The New York City mayoral election is shaping up to make Ranked-Choice voting shine. They held the primary yesterday and the super progressive candidate won. The model where there’s a primary and there’s no winner with 50% triggering a run-off typically sees far fewer people show up for that run-off. I think that makes a good amount of voters hold their nose and pick someone more center they think might to better in the general than the person who fits their views. That centrist candidate then offends the super progressive voters who stay home and hurt the chances of the centrist candidate.

Ranked-Choice gives voters options.

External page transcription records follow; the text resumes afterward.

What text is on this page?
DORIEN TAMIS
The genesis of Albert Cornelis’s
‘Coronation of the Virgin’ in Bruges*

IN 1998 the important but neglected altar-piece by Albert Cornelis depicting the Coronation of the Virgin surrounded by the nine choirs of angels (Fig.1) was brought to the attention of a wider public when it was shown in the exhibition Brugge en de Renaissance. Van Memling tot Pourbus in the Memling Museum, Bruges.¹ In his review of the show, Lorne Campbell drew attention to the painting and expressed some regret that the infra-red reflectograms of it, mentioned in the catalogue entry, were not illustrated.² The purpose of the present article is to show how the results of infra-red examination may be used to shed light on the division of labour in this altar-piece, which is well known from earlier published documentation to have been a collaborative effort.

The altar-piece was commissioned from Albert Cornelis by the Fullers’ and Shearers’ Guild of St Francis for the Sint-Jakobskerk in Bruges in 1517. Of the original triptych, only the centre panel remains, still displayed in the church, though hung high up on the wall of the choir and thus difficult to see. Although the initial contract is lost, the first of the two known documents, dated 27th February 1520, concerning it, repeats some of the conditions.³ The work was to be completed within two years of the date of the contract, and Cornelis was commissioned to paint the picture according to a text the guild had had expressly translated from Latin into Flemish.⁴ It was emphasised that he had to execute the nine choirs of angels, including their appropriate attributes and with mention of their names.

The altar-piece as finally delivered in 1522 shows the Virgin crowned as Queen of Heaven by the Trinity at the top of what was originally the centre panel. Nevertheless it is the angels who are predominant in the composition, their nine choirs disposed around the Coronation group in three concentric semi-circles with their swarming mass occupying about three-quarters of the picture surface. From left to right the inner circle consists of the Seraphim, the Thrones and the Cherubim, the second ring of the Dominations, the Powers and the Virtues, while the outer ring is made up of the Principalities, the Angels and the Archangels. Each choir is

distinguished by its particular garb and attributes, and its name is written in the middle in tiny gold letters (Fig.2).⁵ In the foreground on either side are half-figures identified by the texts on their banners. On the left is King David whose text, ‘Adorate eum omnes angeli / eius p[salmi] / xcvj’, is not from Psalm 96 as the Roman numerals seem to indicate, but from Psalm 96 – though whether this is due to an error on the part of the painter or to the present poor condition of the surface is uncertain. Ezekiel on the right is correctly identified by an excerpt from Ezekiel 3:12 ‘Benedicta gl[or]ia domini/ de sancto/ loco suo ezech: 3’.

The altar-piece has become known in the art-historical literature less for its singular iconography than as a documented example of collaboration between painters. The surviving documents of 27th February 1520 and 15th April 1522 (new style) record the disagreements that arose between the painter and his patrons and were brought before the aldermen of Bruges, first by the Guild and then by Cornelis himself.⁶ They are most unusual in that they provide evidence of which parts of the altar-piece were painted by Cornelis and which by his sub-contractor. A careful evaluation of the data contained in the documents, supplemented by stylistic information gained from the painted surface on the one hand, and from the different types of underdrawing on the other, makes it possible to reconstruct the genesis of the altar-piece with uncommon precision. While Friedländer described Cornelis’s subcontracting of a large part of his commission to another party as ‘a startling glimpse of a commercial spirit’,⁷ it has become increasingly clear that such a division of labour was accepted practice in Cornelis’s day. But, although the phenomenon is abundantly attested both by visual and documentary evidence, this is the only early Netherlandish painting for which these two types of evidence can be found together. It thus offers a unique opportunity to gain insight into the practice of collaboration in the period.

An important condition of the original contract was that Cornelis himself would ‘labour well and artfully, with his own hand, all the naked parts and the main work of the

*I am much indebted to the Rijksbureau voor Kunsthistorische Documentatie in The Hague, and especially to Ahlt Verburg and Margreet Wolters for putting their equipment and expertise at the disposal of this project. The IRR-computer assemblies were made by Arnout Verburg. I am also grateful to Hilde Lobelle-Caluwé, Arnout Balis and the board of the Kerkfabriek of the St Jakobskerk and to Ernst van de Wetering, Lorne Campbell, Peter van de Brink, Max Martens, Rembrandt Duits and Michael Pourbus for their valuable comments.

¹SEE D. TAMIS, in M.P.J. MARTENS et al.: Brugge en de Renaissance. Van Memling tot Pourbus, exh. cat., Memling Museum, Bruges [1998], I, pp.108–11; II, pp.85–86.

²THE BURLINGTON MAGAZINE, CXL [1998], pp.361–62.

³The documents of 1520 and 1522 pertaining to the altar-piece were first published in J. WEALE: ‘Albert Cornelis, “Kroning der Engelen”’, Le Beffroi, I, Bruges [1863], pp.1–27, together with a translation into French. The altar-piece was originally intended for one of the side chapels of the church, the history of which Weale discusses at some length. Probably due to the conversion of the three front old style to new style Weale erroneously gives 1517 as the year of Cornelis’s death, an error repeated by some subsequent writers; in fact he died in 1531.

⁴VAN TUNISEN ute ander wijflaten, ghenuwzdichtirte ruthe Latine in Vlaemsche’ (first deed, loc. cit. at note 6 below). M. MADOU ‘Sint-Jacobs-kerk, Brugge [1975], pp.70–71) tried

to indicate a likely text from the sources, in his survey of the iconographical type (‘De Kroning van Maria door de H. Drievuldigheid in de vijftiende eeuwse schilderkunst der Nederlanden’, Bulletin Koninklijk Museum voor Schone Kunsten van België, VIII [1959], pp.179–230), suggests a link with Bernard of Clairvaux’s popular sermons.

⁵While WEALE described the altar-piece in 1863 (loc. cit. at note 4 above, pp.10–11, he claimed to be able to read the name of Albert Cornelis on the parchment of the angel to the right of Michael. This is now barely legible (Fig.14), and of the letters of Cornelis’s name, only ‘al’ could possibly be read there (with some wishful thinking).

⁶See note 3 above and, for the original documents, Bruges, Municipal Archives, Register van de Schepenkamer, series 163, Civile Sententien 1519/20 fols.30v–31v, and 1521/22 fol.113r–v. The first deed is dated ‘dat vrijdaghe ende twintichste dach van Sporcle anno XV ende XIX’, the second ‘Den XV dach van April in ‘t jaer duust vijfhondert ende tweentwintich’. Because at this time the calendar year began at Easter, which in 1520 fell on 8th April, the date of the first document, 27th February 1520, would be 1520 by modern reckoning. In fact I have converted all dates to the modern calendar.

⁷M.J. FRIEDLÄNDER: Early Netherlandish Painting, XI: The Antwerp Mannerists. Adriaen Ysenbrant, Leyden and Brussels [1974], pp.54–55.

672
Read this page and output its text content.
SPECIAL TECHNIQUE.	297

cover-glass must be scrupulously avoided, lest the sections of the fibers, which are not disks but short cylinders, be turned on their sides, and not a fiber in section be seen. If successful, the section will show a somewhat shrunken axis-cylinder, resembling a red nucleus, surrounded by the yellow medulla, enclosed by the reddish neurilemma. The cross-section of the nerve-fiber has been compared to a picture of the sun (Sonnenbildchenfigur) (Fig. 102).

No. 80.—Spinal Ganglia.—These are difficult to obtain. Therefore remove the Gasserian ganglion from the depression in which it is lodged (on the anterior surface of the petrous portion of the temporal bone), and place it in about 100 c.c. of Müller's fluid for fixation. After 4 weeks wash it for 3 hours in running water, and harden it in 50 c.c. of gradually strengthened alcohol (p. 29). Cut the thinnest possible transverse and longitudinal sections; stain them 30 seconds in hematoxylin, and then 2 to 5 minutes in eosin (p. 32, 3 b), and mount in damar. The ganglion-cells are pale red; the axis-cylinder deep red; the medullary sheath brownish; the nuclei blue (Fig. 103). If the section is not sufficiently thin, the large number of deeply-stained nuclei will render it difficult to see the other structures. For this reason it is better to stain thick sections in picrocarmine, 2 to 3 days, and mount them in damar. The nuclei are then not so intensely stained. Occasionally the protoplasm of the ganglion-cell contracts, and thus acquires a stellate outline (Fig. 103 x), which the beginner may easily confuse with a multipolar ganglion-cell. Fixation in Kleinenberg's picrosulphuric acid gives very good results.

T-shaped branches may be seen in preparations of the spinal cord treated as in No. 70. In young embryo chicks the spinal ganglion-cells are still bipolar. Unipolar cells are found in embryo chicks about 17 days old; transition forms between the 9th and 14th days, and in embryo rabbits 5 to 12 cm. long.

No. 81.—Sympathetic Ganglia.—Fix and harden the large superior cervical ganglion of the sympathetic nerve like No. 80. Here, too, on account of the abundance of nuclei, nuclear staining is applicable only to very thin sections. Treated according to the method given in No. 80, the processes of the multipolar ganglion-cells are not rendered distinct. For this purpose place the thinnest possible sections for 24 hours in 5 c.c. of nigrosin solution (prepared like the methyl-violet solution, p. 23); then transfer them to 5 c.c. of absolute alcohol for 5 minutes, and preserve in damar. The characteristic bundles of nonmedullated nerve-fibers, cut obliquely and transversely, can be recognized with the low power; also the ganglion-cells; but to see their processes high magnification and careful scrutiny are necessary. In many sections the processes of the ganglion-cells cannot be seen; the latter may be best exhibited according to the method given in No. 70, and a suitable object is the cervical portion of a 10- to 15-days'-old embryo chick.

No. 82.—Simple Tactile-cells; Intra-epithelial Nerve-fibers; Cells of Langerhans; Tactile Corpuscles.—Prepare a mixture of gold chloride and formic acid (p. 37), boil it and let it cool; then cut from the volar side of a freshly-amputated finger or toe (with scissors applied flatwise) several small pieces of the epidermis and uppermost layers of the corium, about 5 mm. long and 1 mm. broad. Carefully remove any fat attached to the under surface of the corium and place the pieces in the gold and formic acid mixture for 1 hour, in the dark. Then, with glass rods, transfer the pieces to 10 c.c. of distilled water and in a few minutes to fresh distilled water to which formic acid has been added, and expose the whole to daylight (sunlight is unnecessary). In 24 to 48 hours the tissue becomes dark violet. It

List in order your preferences. ALL YOUR VOTE BELONG TO US! Don’t like ’em, don’t vote for ’em. But if you do, list them. And hopefully someone you like gets the job.
The way it works, all the first choices are counted. If no one is at 50% + 1 votes, then the 2nd ranked votes are counted for the voters for the candidate with the least votes are counted. If no one is still at 50% + 1 votes, then the votes for the next candidate with the least votes are counted. This goes on until someone is at 50% + 1 vote.
I think a run-off model encourages voters to pick centrist candidates in a primary to go into an election, which sometimes make far from center candidates look less appealing. And too centrist candidates discourage far from center voters from showing up. Think Harris and Romney and McCain and Kerry losing the presidential election. It’s not only this, but it’s a factor. Imagine how many Green Party voters might if given the opportunity might also put as a 2nd choice a Democrat. The Libertarians were split between don’t regulate me (potential Trump voters) and legalize pot (potential Harris voters).
Ranked-Choice encourages voters to vote the real conscience not playing strategic games with their votes. The more places adopt it and the more high profile elections happen with it, the better chance other places take a look and seriously consider it.